Thanks David, Acsadmin, Beverly, Jml, Michael & Mike
All helpful ideas. I was hoping for a one stop tutorial specifically for Filemaker but apparently that isn’t out there. I have started with some of the articles referenced above and the sample templates in Filemaker.
LOL! thanks, acsadmin.
Well, "the book" is specifically for FileMaker...:)
Hmm. Could you explain to a poor non-native English speaker what "mesionic" means? Haven't found the term in a dictionary. I don't think you are speaking here about particle physics nor about ionic solvents ...
Please excuse the misspelling, 'messianic' was the intended word. I would now like to redefine XML as 'needlessly messianic.'
Since my last post I have been working on the sample stylesheet in FM
I was able to export data in to an XML file using made up column names. This is great but... All the example show how to convert the data to an HTML when what I want is a XML that might look like this.....

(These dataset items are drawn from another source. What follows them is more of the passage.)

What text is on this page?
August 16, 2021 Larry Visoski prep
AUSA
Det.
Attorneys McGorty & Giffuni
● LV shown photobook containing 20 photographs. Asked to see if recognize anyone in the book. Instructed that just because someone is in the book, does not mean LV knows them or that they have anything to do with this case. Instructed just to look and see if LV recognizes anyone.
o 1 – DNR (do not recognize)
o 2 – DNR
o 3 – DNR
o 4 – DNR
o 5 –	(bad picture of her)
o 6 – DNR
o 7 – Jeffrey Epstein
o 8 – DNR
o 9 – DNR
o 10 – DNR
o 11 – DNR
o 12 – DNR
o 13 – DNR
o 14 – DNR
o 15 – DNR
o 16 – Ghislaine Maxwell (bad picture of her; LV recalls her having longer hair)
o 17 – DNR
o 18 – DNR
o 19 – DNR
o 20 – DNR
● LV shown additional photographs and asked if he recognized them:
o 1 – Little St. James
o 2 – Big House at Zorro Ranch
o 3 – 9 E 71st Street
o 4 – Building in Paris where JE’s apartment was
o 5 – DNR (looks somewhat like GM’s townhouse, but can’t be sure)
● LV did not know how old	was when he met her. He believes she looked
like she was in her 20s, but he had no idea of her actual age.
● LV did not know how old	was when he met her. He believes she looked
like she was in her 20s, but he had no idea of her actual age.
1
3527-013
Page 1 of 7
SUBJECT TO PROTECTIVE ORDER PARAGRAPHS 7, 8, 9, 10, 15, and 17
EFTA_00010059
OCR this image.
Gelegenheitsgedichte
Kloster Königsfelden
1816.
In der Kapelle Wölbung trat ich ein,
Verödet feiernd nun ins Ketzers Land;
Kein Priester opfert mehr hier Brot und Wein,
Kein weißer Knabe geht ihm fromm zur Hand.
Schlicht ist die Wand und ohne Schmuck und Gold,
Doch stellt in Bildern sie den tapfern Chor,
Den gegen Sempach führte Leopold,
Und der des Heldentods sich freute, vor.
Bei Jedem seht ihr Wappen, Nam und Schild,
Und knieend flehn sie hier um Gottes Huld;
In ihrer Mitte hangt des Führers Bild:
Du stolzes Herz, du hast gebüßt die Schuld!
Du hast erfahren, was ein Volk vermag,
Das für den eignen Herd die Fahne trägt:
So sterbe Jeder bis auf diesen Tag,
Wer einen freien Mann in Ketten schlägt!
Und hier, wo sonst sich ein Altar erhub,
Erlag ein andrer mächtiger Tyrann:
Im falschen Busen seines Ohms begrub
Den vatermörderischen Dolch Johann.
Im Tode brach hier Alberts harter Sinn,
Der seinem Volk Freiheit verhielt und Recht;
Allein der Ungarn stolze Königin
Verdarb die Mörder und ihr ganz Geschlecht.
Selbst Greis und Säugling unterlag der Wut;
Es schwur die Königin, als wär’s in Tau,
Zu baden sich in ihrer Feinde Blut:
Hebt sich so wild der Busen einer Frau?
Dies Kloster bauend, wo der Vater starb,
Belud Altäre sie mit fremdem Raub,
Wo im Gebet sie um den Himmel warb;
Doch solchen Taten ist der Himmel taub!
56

-<Listings xml:lang="en-us" listingsKey="2012-09-18T07:39:59-0500" versionTimestamp="2008-09-30T15:22:00.0Z" version="0.92" xmlns:schemaLocation="http://rets.org/xsd/Syndication/2008-03/Syndication.xsd" xmlns:xsi="http://www.w3.org/2001/XMLSchema-instance" xmlns="http://rets.org/xsd/Syndication/2008-03" xmlns:commons="http://rets.org/xsd/RETSCommons/2007-08">
<commons:FullStreetAddress>1426 Lenox Ave</commons:FullStreetAddress>
Can someone push me in the right direction from here?